Je stärker die psychische Notwendigkeit des Erreichens solcher Ziele ist, desto geringer werden die Anforderungen an die Evidenz und an die Stringenz von Überlegungen. In diversen Zirkeln wurde und wird die Fähigkeit, dabei störende Einflüsse (etwa nicht ins Bild passende Fakten) so effektiv wie möglich auszublenden, immer wieder trainiert, auch mit Anleitung durch die Führer entsprechender Gruppen.
Das konsequente Operieren mit "alternativen Fakten" wurde keineswegs erst von Donald Trump und seiner Entourage erfunden, sondern ist schon seit langer Zeit eine vielerorts übliche Methode, etwa in esoterischen Zirkeln, bei Anthroposophen und natürlich in religiösen Gruppen.
Teils werden sogar erhebliche Spannungen mit offenkundigen Tatsachen oder mit Grundsätzen der Logik hingenommen, etwa wenn der soziale Preis für die Ablehnung unhaltbarer Positionen zu hoch wäre.
Ein solcher Preis kann entstehen durch den Gruppendruck, aber auch dadurch, dass man sich mit eigenen Meinungen schon so weit aus dem Fenster gelehnt hat, dass man sie nicht mehr ohne ein Eingeständnis massiver eigener Fehler revidieren könnte.
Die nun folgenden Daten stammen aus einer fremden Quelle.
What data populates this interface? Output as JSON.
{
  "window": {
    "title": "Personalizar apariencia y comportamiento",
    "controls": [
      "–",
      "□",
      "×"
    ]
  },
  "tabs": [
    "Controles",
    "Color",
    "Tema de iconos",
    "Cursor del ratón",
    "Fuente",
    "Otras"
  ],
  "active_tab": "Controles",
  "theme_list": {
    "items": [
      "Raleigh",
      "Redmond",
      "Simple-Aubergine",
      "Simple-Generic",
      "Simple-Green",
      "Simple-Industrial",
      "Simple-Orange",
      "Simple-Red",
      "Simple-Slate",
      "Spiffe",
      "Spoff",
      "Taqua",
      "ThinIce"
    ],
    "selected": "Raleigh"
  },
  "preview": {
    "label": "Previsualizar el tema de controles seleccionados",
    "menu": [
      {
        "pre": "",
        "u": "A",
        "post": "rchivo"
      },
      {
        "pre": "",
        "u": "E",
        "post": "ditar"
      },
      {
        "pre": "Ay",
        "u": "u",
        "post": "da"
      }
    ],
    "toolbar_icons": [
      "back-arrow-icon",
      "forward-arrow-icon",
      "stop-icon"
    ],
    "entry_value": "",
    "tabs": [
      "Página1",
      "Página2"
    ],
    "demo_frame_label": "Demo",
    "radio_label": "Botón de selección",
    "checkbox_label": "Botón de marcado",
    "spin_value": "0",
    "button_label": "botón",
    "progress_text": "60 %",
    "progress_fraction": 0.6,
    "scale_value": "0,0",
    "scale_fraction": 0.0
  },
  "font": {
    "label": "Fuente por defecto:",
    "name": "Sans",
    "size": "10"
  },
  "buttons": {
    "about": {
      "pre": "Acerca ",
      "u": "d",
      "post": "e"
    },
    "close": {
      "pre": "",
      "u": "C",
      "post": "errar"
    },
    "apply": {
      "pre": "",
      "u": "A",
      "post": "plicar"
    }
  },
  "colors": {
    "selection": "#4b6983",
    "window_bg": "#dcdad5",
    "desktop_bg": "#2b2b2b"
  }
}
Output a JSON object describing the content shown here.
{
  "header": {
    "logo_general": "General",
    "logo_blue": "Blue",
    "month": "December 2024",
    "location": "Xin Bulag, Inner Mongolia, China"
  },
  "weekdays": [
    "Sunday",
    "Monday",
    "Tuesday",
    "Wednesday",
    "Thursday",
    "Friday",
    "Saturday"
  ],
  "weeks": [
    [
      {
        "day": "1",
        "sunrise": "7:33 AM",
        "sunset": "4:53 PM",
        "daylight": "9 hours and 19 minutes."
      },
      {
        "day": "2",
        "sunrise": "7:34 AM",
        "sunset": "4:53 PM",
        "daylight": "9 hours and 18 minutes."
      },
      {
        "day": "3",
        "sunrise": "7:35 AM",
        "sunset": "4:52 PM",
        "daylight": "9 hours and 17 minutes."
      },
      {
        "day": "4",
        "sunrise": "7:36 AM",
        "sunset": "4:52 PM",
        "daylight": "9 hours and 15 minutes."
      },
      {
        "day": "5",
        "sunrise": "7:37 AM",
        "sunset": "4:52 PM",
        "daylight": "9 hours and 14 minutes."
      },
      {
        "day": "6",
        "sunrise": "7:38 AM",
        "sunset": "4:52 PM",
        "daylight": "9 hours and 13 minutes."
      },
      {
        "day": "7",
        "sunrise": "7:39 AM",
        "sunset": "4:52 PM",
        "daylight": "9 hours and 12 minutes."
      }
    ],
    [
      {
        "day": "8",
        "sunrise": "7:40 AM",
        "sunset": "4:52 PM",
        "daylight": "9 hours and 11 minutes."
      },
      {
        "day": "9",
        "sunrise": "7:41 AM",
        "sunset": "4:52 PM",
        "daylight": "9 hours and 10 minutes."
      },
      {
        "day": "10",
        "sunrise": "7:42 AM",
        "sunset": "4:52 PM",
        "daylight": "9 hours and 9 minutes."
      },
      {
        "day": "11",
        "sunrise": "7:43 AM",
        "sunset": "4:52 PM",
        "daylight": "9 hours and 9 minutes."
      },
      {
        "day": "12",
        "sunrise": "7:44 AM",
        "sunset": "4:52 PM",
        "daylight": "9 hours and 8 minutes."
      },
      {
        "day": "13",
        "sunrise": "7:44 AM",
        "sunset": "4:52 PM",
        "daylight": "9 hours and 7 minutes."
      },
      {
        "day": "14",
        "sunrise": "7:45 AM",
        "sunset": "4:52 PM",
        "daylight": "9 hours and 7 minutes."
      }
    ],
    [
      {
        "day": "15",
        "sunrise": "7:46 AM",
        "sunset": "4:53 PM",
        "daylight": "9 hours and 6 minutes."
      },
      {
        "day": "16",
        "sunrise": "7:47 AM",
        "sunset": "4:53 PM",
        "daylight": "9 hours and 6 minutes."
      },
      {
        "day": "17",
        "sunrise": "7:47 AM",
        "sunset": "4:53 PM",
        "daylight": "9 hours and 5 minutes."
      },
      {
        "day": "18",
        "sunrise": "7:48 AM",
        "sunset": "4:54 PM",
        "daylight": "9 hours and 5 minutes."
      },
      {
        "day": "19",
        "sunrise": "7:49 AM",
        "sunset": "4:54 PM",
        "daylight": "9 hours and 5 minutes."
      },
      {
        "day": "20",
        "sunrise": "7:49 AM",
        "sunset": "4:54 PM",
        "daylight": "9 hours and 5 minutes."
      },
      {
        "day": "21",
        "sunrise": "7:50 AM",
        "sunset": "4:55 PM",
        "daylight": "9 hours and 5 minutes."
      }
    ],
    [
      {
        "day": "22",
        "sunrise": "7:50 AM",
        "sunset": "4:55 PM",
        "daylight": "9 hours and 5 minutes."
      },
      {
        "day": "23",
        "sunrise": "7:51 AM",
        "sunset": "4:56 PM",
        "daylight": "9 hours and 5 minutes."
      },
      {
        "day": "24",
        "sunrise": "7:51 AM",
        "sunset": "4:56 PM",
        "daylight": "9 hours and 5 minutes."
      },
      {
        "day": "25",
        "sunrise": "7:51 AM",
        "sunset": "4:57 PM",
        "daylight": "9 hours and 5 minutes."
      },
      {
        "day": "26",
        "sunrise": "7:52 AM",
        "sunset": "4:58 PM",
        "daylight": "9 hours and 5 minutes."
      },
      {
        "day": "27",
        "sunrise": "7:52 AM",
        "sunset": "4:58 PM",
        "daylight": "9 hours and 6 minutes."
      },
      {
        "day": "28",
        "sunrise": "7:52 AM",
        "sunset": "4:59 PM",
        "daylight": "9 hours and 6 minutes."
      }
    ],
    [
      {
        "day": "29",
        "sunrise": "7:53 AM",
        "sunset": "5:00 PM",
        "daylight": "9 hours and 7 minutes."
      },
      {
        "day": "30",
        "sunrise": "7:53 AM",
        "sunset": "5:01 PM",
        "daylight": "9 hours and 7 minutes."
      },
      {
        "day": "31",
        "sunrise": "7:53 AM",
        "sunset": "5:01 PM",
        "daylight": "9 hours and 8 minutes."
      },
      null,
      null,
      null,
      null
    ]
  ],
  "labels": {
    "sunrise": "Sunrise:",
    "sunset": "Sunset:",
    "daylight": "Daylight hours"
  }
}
Eine große Hilfe bei der Stabilisierung seltsamer Ansichten sind natürlich die Filterblasen des Internets.
Mangelndes kritisches Denken
Zu den Grundsätzen der Wissenschaft gehört ein kritisches Denken, welches aber gerade die Gegner der Wissenschaft immer wieder fest für sich reklamieren. Sie verstehen darunter oft die Freiheit, noch so klar präsentierte Evidenz beiseite wischen zu können und ihrem eigenen Bauchgefühl den unbedingten Vorrang zu geben.
Sie fallen damit geistig weit hinter den Stand zurück, der schon von Denkern der Antike längst erreicht war. In Wirklichkeit praktizieren sie genau das Gegenteil von kritischem Denken: Sie legen ein extremes Maß an Voreingenommenheit an den Tag, greifen begierig alle ihre vorgefasste Meinung scheinbar bestätigenden Berichte und Einschätzungen auf und wehren alles, was die eigene Meinung infrage stellen könnte, ungeprüft ab.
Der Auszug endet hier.